Saturday, May 21, 2011

The Establishment Eliminates A Threat

What bothers me about the Strauss-Kahn affair is that if the police have evidence that supports their insistence on his guilt, it is pointless for the police to set Strauss-Kahn up in the media. Generally, set-ups like this occur only when there is no evidence or when the evidence has to be fabricated and cannot withstand examination.

As a person who had a Washington career, I find other aspects of the case disturbing. Strauss-Kahn had emerged as a threat to the establishment. Polls showed that as the socialist candidate, he was the odds-on favorite to defeat the American candidate, Sarkozy, in the upcoming French presidential election. Perhaps it was only electoral posturing to help defeat Sarkozy, but Strauss-Kahn indicated that he intended to move the International Monetary Fund away from its past policy of making the poor pay for the mistakes of the rich. He spoke of strengthening collective bargaining, and of restructuring mortgages, tax and spending policies in order that the economy would serve ordinary people in addition to the banksters. Strauss-Kahn said that regulation needed to be restored to financial markets and implied that a more even distribution of income was required.

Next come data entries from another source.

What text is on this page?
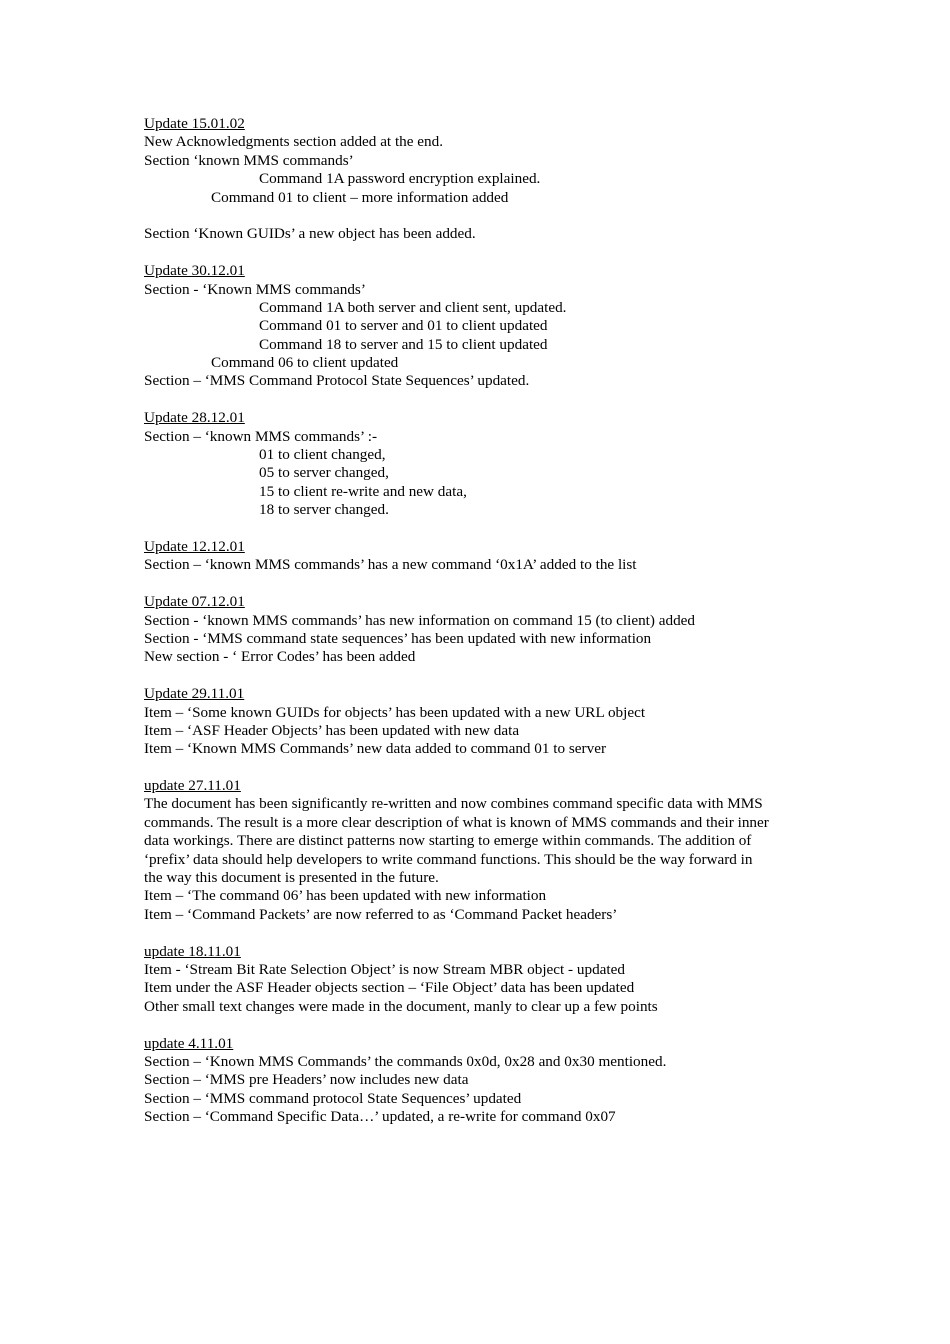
Update 15.01.02
New Acknowledgments section added at the end.
Section ‘known MMS commands’
Command 1A password encryption explained.
Command 01 to client – more information added
Section ‘Known GUIDs’ a new object has been added.
Update 30.12.01
Section - ‘Known MMS commands’
Command 1A both server and client sent, updated.
Command 01 to server and 01 to client updated
Command 18 to server and 15 to client updated
Command 06 to client updated
Section – ‘MMS Command Protocol State Sequences’ updated.
Update 28.12.01
Section – ‘known MMS commands’ :-
01 to client changed,
05 to server changed,
15 to client re-write and new data,
18 to server changed.
Update 12.12.01
Section – ‘known MMS commands’ has a new command ‘0x1A’ added to the list
Update 07.12.01
Section - ‘known MMS commands’ has new information on command 15 (to client) added
Section - ‘MMS command state sequences’ has been updated with new information
New section - ‘ Error Codes’ has been added
Update 29.11.01
Item – ‘Some known GUIDs for objects’ has been updated with a new URL object
Item – ‘ASF Header Objects’ has been updated with new data
Item – ‘Known MMS Commands’ new data added to command 01 to server
update 27.11.01
The document has been significantly re-written and now combines command specific data with MMS
commands. The result is a more clear description of what is known of MMS commands and their inner
data workings. There are distinct patterns now starting to emerge within commands. The addition of
‘prefix’ data should help developers to write command functions. This should be the way forward in
the way this document is presented in the future.
Item – ‘The command 06’ has been updated with new information
Item – ‘Command Packets’ are now referred to as ‘Command Packet headers’
update 18.11.01
Item - ‘Stream Bit Rate Selection Object’ is now Stream MBR object - updated
Item under the ASF Header objects section – ‘File Object’ data has been updated
Other small text changes were made in the document, manly to clear up a few points
update 4.11.01
Section – ‘Known MMS Commands’ the commands 0x0d, 0x28 and 0x30 mentioned.
Section – ‘MMS pre Headers’ now includes new data
Section – ‘MMS command protocol State Sequences’ updated
Section – ‘Command Specific Data…’ updated, a re-write for command 0x07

These remarks, together with a likely win over Sarkozy in the French election, made Strauss-Kahn a double-barreled challenge to the establishment. The third strike against him was the recent IMF report that said China would surpass the US as the world’s first economy within five years.

Source Link

Many Americans are unable to comprehend that authorities would remove a threat with a frame-up. But far worst has occurred. Francesco Cossiga, a former President of Italy, revealed that many of the bombings in Europe during the 1960s, 70s, and 80s, which were blamed on communists, were in fact “false flag” operations carried out by the CIA and Italian intelligence in order to scare voters away from the communist party. Cossiga’s revelations resulted in a parliamentary investigation in which intelligence operative Vincenzo Vinciguerra stated: “You had to attack civilians, the people, women, children, innocent people, unknown people far removed from any political game. The reason was quite simple: to force the public to turn to the state to ask for greater security.”